Indeed, a common method for combining individual forecasts is to calculate an equal weighted average of individual forecasts' (Stewart, 2001). Combining forecasts by mathematically aggregating a number of individual forecasts increases the reliability of forecasts (Kelley, 1925; Stroop, 1932) and averages out unsystematic errors (but not systematic biases) in cue utilization. Nevertheless, Krishnamurti et al. (1999) found that weather forecasts based on a combined forecast using weights based on regression were more accurate than combined forecasts with equal weights.
In recent years, there has been considerable effort directed towards how to optimally combine forecasts from different sources (for example, refer to Aksu and Gunter (1992), Vislocky and Fritsch (1995), Brown and Murphy (1996), Ebert (2001), Etherton (2004), Ryan (2005), Woodcock and Engel (2005), and Stern (2006)).
Sanders and Ritzman (2001) highlight the difficulty associated with utilising (human) judgment as an input to the statistical process 'when the (human) forecaster gets information at the last minute'.
The paper describes a system that mechanically combines judgmental (human) and computer generated forecasts.

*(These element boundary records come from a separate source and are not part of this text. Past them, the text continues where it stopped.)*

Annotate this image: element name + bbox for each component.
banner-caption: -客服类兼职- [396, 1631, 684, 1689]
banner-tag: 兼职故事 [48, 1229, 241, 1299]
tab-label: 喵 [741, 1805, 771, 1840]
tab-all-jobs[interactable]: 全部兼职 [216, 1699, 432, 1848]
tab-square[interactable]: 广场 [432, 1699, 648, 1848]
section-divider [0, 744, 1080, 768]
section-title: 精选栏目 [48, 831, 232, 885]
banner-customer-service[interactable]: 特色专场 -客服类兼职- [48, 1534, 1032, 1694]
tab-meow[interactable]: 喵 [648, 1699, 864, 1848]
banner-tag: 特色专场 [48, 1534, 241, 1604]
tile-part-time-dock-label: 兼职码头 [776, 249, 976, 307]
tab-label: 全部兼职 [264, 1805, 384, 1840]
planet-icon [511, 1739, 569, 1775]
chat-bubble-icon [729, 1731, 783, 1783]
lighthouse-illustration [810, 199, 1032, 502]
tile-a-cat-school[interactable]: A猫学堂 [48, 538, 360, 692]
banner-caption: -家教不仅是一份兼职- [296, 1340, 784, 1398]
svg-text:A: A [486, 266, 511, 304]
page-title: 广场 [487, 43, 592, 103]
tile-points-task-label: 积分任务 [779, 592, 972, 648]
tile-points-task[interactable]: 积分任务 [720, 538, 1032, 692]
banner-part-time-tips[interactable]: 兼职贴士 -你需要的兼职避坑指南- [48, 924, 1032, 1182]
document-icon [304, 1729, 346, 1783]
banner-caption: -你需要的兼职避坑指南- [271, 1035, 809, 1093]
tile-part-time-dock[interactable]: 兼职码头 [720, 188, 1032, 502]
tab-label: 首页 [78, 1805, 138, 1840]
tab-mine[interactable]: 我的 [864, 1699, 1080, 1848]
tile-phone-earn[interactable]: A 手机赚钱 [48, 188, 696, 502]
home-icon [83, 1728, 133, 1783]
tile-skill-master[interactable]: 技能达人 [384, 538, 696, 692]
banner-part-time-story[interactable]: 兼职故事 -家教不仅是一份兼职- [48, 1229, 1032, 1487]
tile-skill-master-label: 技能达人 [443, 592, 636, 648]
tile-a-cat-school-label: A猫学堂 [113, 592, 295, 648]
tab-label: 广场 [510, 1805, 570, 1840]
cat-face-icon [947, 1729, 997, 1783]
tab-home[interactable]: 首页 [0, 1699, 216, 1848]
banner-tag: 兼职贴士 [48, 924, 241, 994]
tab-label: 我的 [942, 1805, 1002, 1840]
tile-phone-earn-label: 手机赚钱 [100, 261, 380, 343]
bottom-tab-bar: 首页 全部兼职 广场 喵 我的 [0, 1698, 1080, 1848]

FIGURE. Combining human (official) and computer generated (statistical) forecasts of Probability of Precipitation:
· Firstly, the estimate from a statistical model (of 62%) is averaged with the implied estimate from the NOAA Global Forecasting System (GFS) (of 100%) to yield 81% (note that the “implied estimate” from the NOAA GFS is taken to be 100%, where a rainfall amount of at least 0.2 mm is indicated by the NOAA System, 50%, where a rainfall amount of 0.1 mm is indicated, and 0%, where no rainfall is indicated);
· Secondly, this 81% outcome is then averaged with the previous estimate (generated ‘yesterday') by the knowledge based system (of 65%) to yield 73% (the benefit of this step lies in it preserving some “memory” of the previous forecast, and hence results in a more consistent series of forecasts between Day-7 and Day-1; note that, for the “previous forecast” for Day-7, the “previous forecast” is taken to be the climatological normal); and,
· Finally, this 73% is then averaged with the implied estimate from the human (official) forecast (of 47%) to yield 60%.